If you self-host Lightdash, the Metrics SQL API server is disabled until you set the PGWIRE_PORT environment variable:
PGWIRE_PORT=5432
The server starts a separate TCP listener on that port, so you’ll also need to expose it through your load balancer or network configuration alongside the main Lightdash port. It requires a valid LIGHTDASH_LICENSE_KEY — see Enterprise License Keys.

Limitations

  • No explicit joins, subqueries, or CTEs. Queries select from a single explore; joins are defined in the semantic layer.
  • No DML. The API is read-only — SELECT queries only.
  • No custom metrics or period-over-period comparisons.
  • Simple query protocol only.
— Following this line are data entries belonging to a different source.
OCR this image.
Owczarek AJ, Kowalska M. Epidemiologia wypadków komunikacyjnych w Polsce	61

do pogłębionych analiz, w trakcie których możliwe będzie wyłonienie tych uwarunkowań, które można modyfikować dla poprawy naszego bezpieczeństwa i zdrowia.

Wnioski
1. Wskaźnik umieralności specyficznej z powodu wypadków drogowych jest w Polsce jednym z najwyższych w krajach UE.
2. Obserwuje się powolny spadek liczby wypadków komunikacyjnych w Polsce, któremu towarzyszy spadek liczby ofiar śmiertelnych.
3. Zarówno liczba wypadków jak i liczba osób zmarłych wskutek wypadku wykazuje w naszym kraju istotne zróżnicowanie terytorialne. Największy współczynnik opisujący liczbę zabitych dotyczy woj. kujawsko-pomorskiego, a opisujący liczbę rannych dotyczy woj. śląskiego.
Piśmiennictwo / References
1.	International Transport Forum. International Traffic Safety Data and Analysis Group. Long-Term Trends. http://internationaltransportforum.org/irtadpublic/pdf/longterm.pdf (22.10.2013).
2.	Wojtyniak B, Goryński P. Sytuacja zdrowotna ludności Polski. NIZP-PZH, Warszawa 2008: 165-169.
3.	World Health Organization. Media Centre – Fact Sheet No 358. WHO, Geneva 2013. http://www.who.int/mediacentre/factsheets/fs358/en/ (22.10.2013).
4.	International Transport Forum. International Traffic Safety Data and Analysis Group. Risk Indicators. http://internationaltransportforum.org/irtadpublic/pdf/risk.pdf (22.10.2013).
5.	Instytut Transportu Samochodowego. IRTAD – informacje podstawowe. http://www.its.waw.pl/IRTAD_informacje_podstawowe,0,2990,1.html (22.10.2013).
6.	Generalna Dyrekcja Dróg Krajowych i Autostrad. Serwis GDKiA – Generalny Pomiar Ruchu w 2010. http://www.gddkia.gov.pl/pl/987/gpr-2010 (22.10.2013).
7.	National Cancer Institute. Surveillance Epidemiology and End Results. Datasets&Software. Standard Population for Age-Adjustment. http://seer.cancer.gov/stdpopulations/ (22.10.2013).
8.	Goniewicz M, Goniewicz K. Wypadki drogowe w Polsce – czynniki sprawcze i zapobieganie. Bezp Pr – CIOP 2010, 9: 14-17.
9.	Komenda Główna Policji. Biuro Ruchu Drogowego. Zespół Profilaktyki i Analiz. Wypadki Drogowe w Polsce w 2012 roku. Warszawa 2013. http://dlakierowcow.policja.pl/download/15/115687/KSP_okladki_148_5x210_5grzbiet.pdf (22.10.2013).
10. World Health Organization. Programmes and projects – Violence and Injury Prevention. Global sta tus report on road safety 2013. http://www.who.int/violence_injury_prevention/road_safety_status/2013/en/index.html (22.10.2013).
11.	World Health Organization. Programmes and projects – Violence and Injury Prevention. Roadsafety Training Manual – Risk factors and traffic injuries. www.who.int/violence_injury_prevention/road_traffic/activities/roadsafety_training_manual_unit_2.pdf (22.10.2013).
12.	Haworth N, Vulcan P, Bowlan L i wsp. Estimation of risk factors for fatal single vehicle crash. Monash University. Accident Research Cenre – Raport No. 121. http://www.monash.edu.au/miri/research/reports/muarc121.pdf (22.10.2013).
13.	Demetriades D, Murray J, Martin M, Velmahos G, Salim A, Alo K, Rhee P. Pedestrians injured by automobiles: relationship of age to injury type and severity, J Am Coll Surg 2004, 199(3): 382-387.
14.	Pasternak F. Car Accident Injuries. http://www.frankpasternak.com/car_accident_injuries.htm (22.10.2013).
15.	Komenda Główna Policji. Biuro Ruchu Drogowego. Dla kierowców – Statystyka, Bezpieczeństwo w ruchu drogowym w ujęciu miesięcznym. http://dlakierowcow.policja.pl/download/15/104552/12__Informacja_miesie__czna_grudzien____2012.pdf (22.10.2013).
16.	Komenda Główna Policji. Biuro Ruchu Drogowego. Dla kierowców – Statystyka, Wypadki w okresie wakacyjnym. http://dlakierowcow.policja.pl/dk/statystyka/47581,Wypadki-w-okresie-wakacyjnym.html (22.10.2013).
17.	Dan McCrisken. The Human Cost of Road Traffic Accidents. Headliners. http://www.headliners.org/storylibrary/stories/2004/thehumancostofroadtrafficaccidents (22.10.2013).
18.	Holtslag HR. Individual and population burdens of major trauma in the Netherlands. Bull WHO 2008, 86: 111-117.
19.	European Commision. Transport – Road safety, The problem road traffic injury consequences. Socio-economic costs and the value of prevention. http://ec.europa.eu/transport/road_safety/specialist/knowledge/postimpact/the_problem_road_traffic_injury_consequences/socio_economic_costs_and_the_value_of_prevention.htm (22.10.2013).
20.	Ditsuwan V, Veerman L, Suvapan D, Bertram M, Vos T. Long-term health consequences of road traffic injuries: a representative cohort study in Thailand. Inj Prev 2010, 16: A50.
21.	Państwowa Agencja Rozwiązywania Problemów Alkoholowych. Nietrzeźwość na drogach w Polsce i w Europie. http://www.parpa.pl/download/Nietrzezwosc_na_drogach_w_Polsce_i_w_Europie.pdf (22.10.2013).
Prepared statements and bind parameters (the extended query protocol) aren’t supported. psql and drivers sending plain-text queries work; some GUI tools won’t.
  • No pg_catalog emulation. Schema browsers in GUI clients (e.g. DBeaver) won’t populate their sidebar — query information_schema.tables and information_schema.columns instead.
If you’re working in Python, the Lightdash Python SDK offers a typed, dataframe-native way to query the semantic layer without writing SQL.